I also spend a great deal of the weekend lost - which is something I do quite a bit of here in Seattle. I completely missed the gallery where a friend of mine was having an art opening. I was walking down Pike and kept walking, sure it was around somewhere. I skipped into a corner shop and asked for the phone book figuring I could look it up. A woman informed me that I had been walking in the opposite direction and it was back the way I came - approximately 10 blocks. I did eventually find them and we succeed in having a great evening, discussing the roller derby (one of the stars was with us), paintings of cats (not my friend's art work - not even close), and our best waitresses ever (we had a great one at our after-the-opening-pub-dinner).

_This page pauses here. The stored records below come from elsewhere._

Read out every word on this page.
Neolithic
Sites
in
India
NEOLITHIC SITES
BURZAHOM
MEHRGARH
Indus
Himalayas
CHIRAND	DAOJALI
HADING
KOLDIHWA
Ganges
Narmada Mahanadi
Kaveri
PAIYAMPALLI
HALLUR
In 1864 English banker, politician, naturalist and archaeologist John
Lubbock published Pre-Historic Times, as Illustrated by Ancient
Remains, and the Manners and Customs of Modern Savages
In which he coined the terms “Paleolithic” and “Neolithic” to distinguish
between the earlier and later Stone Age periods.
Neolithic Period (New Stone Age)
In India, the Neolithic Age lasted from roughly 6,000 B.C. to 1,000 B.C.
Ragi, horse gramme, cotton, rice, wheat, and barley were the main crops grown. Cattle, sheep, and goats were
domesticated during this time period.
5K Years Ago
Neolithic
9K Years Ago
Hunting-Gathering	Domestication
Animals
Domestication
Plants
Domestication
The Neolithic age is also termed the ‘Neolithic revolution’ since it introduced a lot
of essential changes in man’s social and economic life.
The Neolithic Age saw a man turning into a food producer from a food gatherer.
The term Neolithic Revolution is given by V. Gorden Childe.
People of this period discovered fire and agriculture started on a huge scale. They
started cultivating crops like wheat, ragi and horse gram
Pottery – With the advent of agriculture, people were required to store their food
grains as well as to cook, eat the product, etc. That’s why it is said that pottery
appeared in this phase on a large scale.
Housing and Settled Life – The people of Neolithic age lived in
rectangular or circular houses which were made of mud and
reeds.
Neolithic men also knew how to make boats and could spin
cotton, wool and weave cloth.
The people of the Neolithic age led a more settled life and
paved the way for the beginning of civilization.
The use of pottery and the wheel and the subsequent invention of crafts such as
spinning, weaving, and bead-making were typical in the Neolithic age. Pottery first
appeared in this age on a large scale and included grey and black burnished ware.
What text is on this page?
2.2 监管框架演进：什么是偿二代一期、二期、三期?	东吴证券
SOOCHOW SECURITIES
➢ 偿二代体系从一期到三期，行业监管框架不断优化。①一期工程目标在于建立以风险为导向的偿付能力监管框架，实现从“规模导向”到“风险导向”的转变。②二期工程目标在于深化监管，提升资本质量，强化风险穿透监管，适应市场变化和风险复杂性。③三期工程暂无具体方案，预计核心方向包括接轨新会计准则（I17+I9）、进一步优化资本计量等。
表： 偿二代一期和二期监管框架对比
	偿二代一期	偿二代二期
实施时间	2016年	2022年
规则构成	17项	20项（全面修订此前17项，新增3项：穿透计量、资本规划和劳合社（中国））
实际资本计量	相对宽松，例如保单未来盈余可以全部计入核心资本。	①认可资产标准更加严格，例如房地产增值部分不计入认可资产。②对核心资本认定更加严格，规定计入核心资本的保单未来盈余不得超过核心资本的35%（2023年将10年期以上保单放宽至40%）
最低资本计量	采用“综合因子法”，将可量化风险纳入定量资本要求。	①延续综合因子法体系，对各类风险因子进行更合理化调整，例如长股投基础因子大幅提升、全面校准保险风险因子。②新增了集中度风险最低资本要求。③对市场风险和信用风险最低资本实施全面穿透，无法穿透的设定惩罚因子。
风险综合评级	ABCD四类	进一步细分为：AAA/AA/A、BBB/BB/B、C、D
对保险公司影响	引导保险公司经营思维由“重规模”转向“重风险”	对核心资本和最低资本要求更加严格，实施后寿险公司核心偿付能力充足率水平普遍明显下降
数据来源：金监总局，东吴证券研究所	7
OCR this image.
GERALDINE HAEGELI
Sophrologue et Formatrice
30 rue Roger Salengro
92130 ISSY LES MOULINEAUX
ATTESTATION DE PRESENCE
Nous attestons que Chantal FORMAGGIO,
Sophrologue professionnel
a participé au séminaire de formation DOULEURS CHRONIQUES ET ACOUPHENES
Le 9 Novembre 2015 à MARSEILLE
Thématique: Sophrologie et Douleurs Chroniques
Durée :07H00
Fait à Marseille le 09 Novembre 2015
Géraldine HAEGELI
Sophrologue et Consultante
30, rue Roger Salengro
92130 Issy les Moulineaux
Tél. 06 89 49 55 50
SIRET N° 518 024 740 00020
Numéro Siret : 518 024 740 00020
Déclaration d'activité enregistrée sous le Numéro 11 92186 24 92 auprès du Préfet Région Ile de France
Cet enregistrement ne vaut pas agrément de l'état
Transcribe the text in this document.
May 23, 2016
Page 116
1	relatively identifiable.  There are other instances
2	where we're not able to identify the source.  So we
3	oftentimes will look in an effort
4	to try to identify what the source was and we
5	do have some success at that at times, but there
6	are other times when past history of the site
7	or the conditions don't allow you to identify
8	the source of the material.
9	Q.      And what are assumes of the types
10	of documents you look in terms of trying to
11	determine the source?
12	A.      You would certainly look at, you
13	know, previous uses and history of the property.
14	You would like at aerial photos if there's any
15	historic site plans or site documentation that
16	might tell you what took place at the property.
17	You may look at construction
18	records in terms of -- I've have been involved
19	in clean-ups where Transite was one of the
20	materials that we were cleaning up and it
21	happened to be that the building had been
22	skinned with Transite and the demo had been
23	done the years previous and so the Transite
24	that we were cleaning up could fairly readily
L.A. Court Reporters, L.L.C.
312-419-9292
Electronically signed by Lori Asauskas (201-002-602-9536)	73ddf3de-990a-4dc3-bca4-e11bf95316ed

I also lost friend's phone numbers. I was going to having lunch with out in Redmond (where I got my favorite 5 year old his 10 gallon cowboy hat) with a friend but didn't have his number on me. The phone company couldn't help and no one knew where the library was. I also lost the number for another friend I was supposed to meet for drinks before the art opening (but that didn't matter because I spent that time lost). Pygmy lost the information for the International Rescue Committee talk we were going to, making us an hour early to the event.

However, I did find $20 running after my bus Friday morning and thought that was pretty lucky.